EN VÍSPERAS DEL CENTENARIO DE LA PRIMERA GUERRA MUNDIAL, por Emilio Sáenz-Francés

El debate sobre las responsabilidades por el estallido de la I Guerra Mundial sigue candente en el mundo académico. Miramos a la Alemania de 1914 con el prisma de 1939, cuando estaba meridianamente claro cuál era el bando agresor. Sin embargo, si nos acercamos a la sucesión de acontecimientos de aquellas semanas fatídicas del verano del catorce, no resulta tan fácil arrojar toda la culpa a Guillermo II y a los políticos de Wilhelmstrasse; a un país entero. Y fue precisamente esa condena inapelable de Versalles la que inició el sendero que llevó a Hitler al poder.

Así las cosas, el que planteamos dista de ser un debate baladí. Los últimos acontecimientos en Ucrania -por ejemplo- no encuentran una explicación plena si no buscamos una perspectiva histórica que tiene en la Revolución Rusa y la subsiguiente Guerra Civil un punto focal. En ese momento encontramos por primera vez una Ucrania independiente… y convulsa. Y es que Europa del siglo XXI sigue siendo en gran medida deudora de la tragedia que se inició con el asesinato del Archiduque Francisco Fernando, y la pregunta fundamental sigue resonando en el imaginario colectivo. ¿Por qué?

La realidad es que Gran Bretaña, y aun menos Francia, estaban poco dispuestas a aceptar

la presencia en el tablero europeo del novedoso (y correoso) jugador que era el II Reich. Por otro lado, tras la caída de Bismarck esa Alemania se comportó de un modo crecientemente errático, que replicaba el carácter de un Emperador –Guillermo II- que consiguió que su imperio mimetizase sus propias contradicciones. Completaban el escenario un Imperio Zarista abonado a los fracasos desde la subida al trono de Nicolás II, que parecía ver en la guerra la última posibilidad de redención de su reinado; y una Monarquía Dual -Austria-Hungría- cuyo tiempo se extinguía a la misma velocidad que la vida de Francisco José. Como un paciente terminal –desesperado- estaba dispuesta a cualquier cosa por ganar tiempo y recuperar un prestigio que se había esfumado tras más de medio siglo de repliegue en todos los frentes. 

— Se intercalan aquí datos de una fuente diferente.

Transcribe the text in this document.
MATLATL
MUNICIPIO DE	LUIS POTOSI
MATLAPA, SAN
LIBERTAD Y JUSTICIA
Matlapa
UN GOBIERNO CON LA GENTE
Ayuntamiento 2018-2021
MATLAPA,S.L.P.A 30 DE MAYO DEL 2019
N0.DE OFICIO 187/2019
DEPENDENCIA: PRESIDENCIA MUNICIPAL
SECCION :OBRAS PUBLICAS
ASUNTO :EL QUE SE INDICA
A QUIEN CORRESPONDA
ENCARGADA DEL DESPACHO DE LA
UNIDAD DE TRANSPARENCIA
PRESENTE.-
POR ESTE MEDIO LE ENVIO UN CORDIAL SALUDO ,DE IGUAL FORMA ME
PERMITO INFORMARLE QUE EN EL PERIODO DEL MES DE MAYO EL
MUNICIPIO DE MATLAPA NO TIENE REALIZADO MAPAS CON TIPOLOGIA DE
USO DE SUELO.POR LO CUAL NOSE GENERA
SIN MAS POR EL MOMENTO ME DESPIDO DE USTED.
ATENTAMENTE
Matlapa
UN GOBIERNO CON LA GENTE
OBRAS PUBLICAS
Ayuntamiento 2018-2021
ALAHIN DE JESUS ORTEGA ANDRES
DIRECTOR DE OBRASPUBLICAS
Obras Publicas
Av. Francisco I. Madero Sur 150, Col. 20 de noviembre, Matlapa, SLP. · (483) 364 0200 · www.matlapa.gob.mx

¿Y que decir de Gran Bretaña o de Francia? ¿Acaso el belicismo de opereta del Kaiser era superior a las ansias de revancha de la III República por la humillación de 1870? ¿Era el rearme galo menor que el del Reich? ¿No representaba fielmente un cierto pensamiento dominante en Francia la premonición que, a un joven Guillermo II -aun lejos de reinar-, le hizo su preceptor francés al decirle sombrío “La próxima vez, no seremos nosotros los que pagaremos”? Las preguntas no son menos urgentes si miramos a Londres. ¿Por qué fue realmente a la guerra Gran Bretaña? ¿Por la pobre e indefensa Bélgica, viciosamente invadida, víctima de los fríos cálculos del plan Schlieffen, o por yugular la posibilidad de verse superada en la carrera naval, en la colonial y en la industrial por una Alemania cada vez más dinámica? ¿Se hizo todo lo posible en Whitehall por alcanzar en los años precedentes un auténtico modus vivendi con el Reich o se evitó esa posibilidad?

Son preguntas sobre las que reflexionaremos en este blog en los próximos meses, como lo haremos en lo que se refiere a las consecuencias del conflicto, los frentes o los protagonistas, sin olvidar a una España que, aunque neutral, vería su devenir político profundamente alterado con la contienda. Un clavo más en el ataúd que se preparaba para el régimen de la Restauración… Otro ataúd se abría el verano de 1914 para la alegre Europa de principios del XX con el inicio de las hostilidades… Como ominosamente declaró en vísperas de la entrada en la contienda de Gran Bretaña el Secretario del Foreign Office, Edward Grey: “The lamps are going out all over Europe, we shall not see them lit again in our life-time.”